Belki yıllar sonra üniversite öğrenimi gördüğünüz şehre yeniden dönersiniz. Kim bilir askerlik yaptığınız memlekete bir vesile uğramak isteyebilirsiniz. Velhasıl sizde derin izler bırakan anılarınızın yaşandığı mekânlara, hayatınızın başka bir döneminde tekrar uğrayabilirsiniz. Yıllar sonra yeniden ziyaret ettiğiniz yerlerde gözleriniz tanıdık yüzler arayıp, o bildik ve her şeyiyle aşina olduğunuz yerde anılarınızı hatırlayabilirsiniz. Ancak bu ziyaretlerde, geçmişte yaşadığınız duygu, hangi yoğunlukta olursa olsun, genellikle aynı duyguyu bir daha aynı coşkuyla yaşamak mümkün olmayacaktır. Bu tür zamanlarda buruk bir hüzün kaplar içinizi, üstelik hafifçe bir durgunluk yaşarsınız. Aslında o an tarifi pek mümkün olmayan hislerle dolup taşarsınız. Aradığınız hiçbir şey yerinde değildir. Yerinde olan hiçbir şey ise sizde bir şey ifade etmemiştir.

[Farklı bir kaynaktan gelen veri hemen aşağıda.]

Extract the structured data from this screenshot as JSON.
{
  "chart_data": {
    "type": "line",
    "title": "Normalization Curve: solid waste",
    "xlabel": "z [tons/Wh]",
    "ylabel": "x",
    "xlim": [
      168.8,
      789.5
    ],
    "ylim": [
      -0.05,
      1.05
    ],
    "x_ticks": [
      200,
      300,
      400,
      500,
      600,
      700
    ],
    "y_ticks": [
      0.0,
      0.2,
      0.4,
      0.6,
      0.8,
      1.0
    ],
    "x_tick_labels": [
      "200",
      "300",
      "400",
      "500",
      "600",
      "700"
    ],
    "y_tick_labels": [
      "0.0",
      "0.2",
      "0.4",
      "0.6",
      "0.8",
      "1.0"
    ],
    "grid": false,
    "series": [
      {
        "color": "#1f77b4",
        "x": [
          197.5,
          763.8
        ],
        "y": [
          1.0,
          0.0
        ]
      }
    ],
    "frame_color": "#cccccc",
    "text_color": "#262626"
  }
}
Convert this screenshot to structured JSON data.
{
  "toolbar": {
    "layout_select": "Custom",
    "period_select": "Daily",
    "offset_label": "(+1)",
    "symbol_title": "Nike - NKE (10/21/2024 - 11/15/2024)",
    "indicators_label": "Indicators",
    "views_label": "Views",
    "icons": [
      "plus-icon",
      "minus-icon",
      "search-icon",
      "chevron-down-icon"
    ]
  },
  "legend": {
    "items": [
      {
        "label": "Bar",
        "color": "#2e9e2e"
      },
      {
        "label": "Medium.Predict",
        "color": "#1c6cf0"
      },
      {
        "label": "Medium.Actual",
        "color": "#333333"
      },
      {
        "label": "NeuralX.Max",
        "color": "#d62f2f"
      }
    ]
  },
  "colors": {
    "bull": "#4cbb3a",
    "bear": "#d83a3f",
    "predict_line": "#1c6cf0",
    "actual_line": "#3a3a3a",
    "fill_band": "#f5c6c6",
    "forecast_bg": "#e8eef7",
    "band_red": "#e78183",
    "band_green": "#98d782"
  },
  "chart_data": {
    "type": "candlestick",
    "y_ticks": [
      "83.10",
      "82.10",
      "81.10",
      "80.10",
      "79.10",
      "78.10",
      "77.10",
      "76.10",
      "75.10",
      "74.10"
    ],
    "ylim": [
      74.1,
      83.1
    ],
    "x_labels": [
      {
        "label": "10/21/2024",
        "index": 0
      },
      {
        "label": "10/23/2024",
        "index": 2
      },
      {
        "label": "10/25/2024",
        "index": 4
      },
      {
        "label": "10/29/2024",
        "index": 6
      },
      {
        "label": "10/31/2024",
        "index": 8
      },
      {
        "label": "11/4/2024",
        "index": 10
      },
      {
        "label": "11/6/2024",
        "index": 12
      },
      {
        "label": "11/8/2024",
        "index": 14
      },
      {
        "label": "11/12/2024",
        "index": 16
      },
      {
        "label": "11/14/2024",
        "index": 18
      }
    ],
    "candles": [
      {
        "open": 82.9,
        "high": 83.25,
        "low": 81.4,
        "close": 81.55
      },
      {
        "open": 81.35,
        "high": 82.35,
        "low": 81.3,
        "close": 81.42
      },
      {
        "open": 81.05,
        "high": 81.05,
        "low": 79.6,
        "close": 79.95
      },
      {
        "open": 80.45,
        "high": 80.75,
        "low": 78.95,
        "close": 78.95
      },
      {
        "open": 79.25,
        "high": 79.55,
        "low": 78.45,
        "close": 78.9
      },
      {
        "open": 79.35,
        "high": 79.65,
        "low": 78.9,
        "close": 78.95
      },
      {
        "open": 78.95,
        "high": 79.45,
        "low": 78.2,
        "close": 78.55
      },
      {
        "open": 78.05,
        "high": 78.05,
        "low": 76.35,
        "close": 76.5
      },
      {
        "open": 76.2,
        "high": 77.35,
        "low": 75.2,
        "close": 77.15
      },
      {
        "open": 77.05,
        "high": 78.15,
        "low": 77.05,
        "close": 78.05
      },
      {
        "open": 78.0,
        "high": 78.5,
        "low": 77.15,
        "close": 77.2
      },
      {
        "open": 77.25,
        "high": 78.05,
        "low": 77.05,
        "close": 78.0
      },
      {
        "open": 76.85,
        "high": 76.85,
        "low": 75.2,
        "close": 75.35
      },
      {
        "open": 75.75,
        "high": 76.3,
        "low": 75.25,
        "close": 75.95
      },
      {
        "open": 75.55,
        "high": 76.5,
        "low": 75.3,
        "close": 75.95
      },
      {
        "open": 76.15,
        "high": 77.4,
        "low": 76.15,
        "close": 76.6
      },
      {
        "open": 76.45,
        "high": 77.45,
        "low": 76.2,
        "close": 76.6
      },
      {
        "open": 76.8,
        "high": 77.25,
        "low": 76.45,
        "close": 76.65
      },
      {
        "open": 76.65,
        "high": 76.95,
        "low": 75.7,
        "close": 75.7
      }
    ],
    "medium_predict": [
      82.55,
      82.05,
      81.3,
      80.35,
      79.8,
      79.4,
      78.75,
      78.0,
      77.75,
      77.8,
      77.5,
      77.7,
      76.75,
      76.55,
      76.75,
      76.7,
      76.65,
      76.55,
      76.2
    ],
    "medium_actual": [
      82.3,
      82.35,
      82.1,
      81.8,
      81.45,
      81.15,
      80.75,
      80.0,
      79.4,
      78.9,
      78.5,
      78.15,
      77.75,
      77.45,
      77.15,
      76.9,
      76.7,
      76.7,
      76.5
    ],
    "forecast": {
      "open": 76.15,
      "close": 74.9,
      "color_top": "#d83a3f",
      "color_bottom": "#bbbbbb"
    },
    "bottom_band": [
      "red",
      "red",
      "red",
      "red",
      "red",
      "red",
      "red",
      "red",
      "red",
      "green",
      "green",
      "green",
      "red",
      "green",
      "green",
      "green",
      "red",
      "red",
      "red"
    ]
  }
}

İçtiğiniz çayın tadı farklı, yemekler sanki biraz çirkincedir. Öyle ki eskiden çok alışık olduğunuz mekânlara artık yabancı olmuş ve kalabalıklar ortasında yalnız kalmışsınızdır. Nihayet, bu ziyarette beklentileriniz boşa çıkmış, hafızalarınızdaki güzellikleri tekrar yaşamanız ve anıların sizde bıraktığı tadı bir daha almanız mümkün olmamıştır. Hatta eskiden sizde mutluluk uyandıran, coşturan ve gülümseten anılarınız, şimdi yaşandığı o mekânlarda sizi durgunlaştırmış ve içinizi acıtmıştır. Bu nedenle büyük bir heyecanla ve koştururcasına uzandığınız anılarınızın yaşandığı mekânlardan hızla uzaklaşmak ister ve tabiri yerindeyse bazen en güzel anılarınızdan ve en sevdiğiniz şehirlerden kaçarsınız.